Doses of clonidine hydrochloride higher than 0.4 mg/day (0.2 mg twice daily) were not evaluated in clinical trials for ADHD and are not recommended.
When clonidine hydrochloride extended-release tablets are being added-on to a psychostimulant, the dose of the psychostimulant can be adjusted depending on the patient's response to clonidine hydrochloride extended-release tablets.
^ Sedation And Somnolence
Somnolence and sedation were commonly reported adverse reactions in clinical studies. In patients that completed 5 weeks of therapy in a controlled, fixed dose pediatric monotherapy study, 31% of patients treated with 0.4 mg/day and 38% treated with 0.2 mg/day versus 4% of placebo treated patients reported somnolence as an adverse event. In patients that completed 5 weeks of therapy in a controlled flexible dose pediatric adjunctive to stimulants study, 19% of patients treated with clonidine hydrochloride+stimulant versus 7% treated with placebo+stimulant reported somnolence.
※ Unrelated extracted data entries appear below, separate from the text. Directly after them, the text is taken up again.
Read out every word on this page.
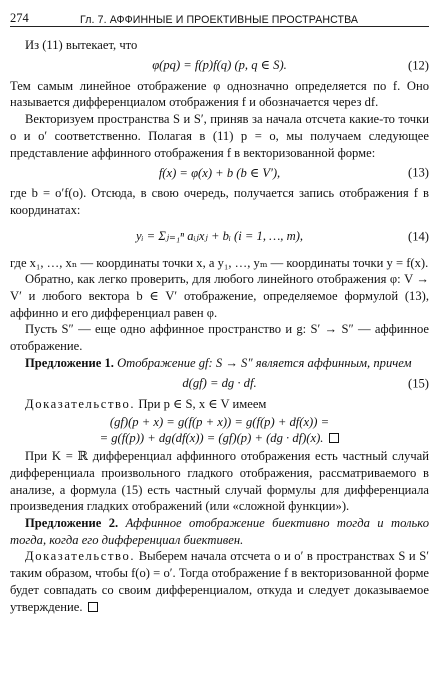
274	Гл. 7. АФФИННЫЕ И ПРОЕКТИВНЫЕ ПРОСТРАНСТВА

Из (11) вытекает, что

φ(pq) = f(p)f(q) (p, q ∈ S).	(12)

Тем самым линейное отображение φ однозначно определяется по f. Оно называется дифференциалом отображения f и обозначается через df.

Векторизуем пространства S и S′, приняв за начала отсчета какие-то точки o и o′ соответственно. Полагая в (11) p = o, мы получаем следующее представление аффинного отображения f в векторизованной форме:

f(x) = φ(x) + b (b ∈ V′),	(13)

где b = o′f(o). Отсюда, в свою очередь, получается запись отображения f в координатах:

yᵢ = Σⱼ₌₁ⁿ aᵢⱼxⱼ + bᵢ (i = 1, …, m),	(14)

где x₁, …, xₙ — координаты точки x, а y₁, …, yₘ — координаты точки y = f(x).

Обратно, как легко проверить, для любого линейного отображения φ: V → V′ и любого вектора b ∈ V′ отображение, определяемое формулой (13), аффинно и его дифференциал равен φ.

Пусть S″ — еще одно аффинное пространство и g: S′ → S″ — аффинное отображение.

Предложение 1. Отображение gf: S → S″ является аффинным, причем

d(gf) = dg · df.	(15)

Доказательство. При p ∈ S, x ∈ V имеем

(gf)(p + x) = g(f(p + x)) = g(f(p) + df(x)) =
= g(f(p)) + dg(df(x)) = (gf)(p) + (dg · df)(x).

При K = ℝ дифференциал аффинного отображения есть частный случай дифференциала произвольного гладкого отображения, рассматриваемого в анализе, а формула (15) есть частный случай формулы для дифференциала произведения гладких отображений (или «сложной функции»).

Предложение 2. Аффинное отображение биективно тогда и только тогда, когда его дифференциал биективен.

Доказательство. Выберем начала отсчета o и o′ в пространствах S и S′ таким образом, чтобы f(o) = o′. Тогда отображение f в векторизованной форме будет совпадать со своим дифференциалом, откуда и следует доказываемое утверждение.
Before using clonidine hydrochloride extended-release tablets with other centrally active depressants (such as phenothiazines, barbiturates, or benzodiazepines), consider the potential for additive sedative effects. Caution patients against operating heavy equipment or driving until they know how they respond to treatment with clonidine hydrochloride extended-release tablets. Advise patients to avoid use with alcohol.
^ Mechanism Of Action
Clonidine stimulates alpha2-adrenergic receptors in the brain. Clonidine is not a central nervous system stimulant. The mechanism of action of clonidine in ADHD is not known.
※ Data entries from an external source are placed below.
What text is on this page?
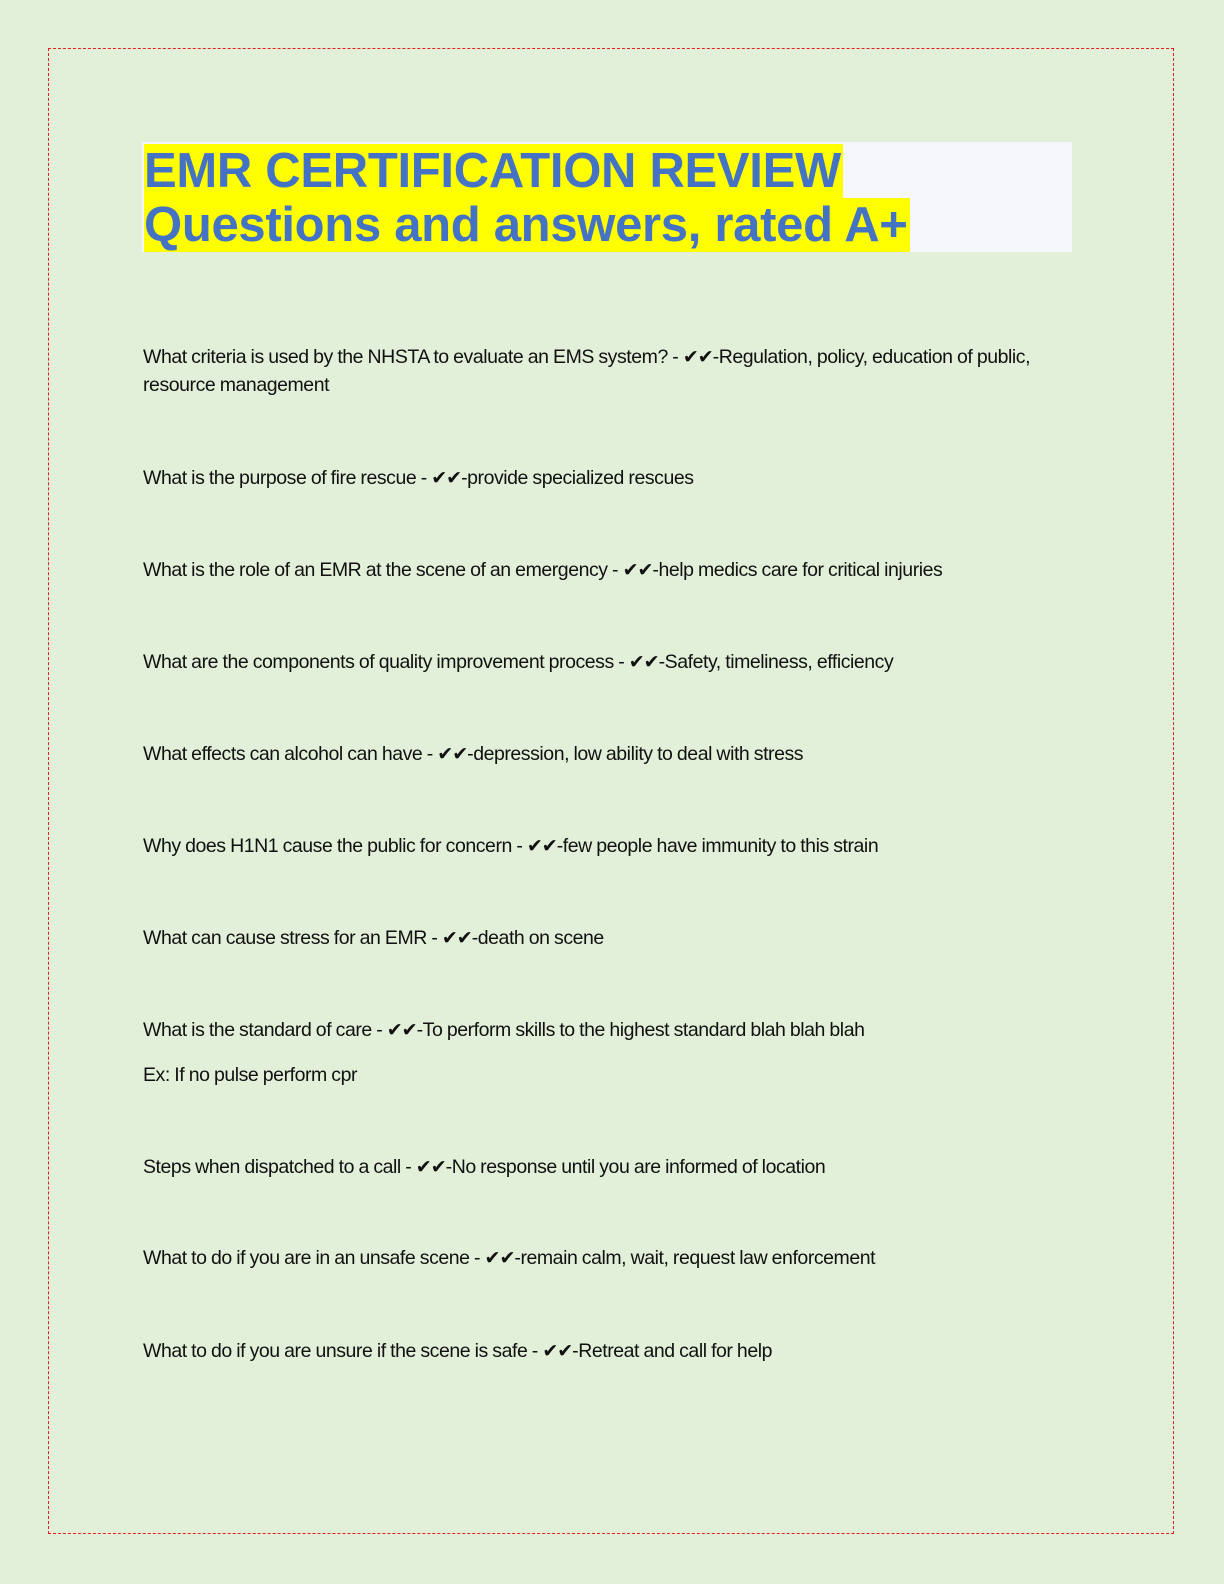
EMR CERTIFICATION REVIEW
Questions and answers, rated A+
What criteria is used by the NHSTA to evaluate an EMS system? - ✔✔-Regulation, policy, education of public, resource management
What is the purpose of fire rescue - ✔✔-provide specialized rescues
What is the role of an EMR at the scene of an emergency - ✔✔-help medics care for critical injuries
What are the components of quality improvement process - ✔✔-Safety, timeliness, efficiency
What effects can alcohol can have - ✔✔-depression, low ability to deal with stress
Why does H1N1 cause the public for concern - ✔✔-few people have immunity to this strain
What can cause stress for an EMR - ✔✔-death on scene
What is the standard of care - ✔✔-To perform skills to the highest standard blah blah blah
Ex: If no pulse perform cpr
Steps when dispatched to a call - ✔✔-No response until you are informed of location
What to do if you are in an unsafe scene - ✔✔-remain calm, wait, request law enforcement
What to do if you are unsure if the scene is safe - ✔✔-Retreat and call for help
^ Cardiac Conduction Abnormalities
The sympatholytic action of clonidine may worsen sinus node dysfunction and atrioventricular (AV) block, especially in patients taking other sympatholytic drugs. There have been post-marketing reports of patients with conduction abnormalities and/or taking other sympatholytic drugs who developed severe bradycardia requiring IV atropine, IV isoproterenol, and temporary cardiac pacing while taking clonidine. Titrate clonidine hydrochloride extended-release tablets slowly and monitor vital signs frequently in patients with cardiac conduction abnormalities or patients concomitantly treated with other sympatholytic drugs.